Judge, then, of the sensation that was created when it was positively known that I had engaged the largest and most adjacent window in the square that I might be present at the execution! Yea, and in the desperation of the hour I even went a point farther. I issued invitations to as many of my friends as the window would accommodate to come and share the gruesome sight with me. This was a very thunderbolt. And though they said among themselves: “The brazenness of Lady Bab really is incredible,” they were quite unable to resist the fascination and delightfulness of the whole affair. Therefore they accepted with alacrity. And though I knew this to be by far the boldest stroke I had ever played, not for an instant did I falter, nor doubt my native resolution.
CHAPTER XXI.
I COME TO TYBURN TREE.
“Seven of the clock, your la’ship!”
I opened my heavy eyes, saw Emblem’s pale face, then shuddered.
“Hope you’ve slept well,” says the maid, in a way that told me that, whatever I had done, she certainly had not.

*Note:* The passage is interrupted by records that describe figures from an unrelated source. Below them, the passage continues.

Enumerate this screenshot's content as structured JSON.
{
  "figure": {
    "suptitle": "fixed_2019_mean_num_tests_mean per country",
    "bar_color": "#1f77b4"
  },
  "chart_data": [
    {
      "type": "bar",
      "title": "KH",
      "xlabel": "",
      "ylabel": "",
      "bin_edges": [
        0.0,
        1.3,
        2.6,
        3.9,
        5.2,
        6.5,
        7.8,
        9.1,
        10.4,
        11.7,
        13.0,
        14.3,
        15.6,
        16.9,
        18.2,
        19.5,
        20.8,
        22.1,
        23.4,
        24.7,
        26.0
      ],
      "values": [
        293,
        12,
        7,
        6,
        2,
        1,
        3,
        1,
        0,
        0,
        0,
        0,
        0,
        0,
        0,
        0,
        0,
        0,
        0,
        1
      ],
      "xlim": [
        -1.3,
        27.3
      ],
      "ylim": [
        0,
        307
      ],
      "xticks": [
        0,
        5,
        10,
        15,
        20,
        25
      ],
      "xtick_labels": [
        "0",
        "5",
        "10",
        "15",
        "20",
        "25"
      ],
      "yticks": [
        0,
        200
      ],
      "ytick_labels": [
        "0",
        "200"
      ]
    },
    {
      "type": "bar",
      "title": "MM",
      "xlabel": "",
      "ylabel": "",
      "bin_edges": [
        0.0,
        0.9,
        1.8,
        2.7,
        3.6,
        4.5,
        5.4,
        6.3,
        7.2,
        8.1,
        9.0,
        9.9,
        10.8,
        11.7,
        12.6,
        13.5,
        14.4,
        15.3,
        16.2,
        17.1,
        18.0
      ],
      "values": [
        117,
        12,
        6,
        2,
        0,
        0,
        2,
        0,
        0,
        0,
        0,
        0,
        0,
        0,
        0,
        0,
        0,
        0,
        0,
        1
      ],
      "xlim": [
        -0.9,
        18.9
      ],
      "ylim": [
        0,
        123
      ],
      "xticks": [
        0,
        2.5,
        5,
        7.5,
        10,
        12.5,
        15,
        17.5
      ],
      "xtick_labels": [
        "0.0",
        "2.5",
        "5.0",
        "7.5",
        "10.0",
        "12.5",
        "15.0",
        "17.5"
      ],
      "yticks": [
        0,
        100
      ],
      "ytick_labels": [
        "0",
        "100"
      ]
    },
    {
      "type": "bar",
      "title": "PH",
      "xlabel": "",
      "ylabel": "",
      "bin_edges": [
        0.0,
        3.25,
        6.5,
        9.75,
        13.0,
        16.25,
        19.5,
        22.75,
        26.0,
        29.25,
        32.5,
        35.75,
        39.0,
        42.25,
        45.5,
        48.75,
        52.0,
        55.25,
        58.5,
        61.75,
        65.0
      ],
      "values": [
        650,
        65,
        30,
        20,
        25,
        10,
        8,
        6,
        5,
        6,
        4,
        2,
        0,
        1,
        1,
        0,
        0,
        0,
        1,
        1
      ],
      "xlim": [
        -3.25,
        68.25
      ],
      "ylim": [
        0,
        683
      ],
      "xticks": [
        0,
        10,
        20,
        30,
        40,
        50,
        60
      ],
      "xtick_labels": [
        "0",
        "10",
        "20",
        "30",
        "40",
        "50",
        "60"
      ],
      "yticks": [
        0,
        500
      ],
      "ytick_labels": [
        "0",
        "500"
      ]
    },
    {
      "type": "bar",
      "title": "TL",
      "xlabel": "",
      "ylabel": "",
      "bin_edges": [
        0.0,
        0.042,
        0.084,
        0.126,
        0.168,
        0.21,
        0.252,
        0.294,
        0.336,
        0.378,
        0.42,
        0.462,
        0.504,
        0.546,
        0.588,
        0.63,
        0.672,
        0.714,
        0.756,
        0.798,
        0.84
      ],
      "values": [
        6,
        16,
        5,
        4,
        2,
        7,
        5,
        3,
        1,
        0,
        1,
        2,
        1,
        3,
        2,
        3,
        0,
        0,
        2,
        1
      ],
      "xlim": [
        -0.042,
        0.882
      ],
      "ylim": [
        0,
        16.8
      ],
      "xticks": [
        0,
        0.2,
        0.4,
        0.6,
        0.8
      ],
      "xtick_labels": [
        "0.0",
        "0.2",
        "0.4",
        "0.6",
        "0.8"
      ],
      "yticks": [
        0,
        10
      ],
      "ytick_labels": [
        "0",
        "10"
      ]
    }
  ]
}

“Remarkably,” says I, determined to practise for the terrible exhibition of fortitude that I must display. “If all those dear friends of mine have slept as properly, they will need to have less powder on than usual. And now, my Emblem,” says I, taking the cup of chocolate from her, “mind that you dress me to the utmost of your art. Not a stitch must be out of place. My head-dress must be a marvel of perfection, and put ’em in a towering rage. And I’ll wear the plum-coloured taffety, faced with pink. Or stay, I’ll have a more sanguine colour; I think it should well consort with an interesting paleness.”
“You have a black velvet that will do beautifully, my lady. Yet you do not wish to wear a mourning air?”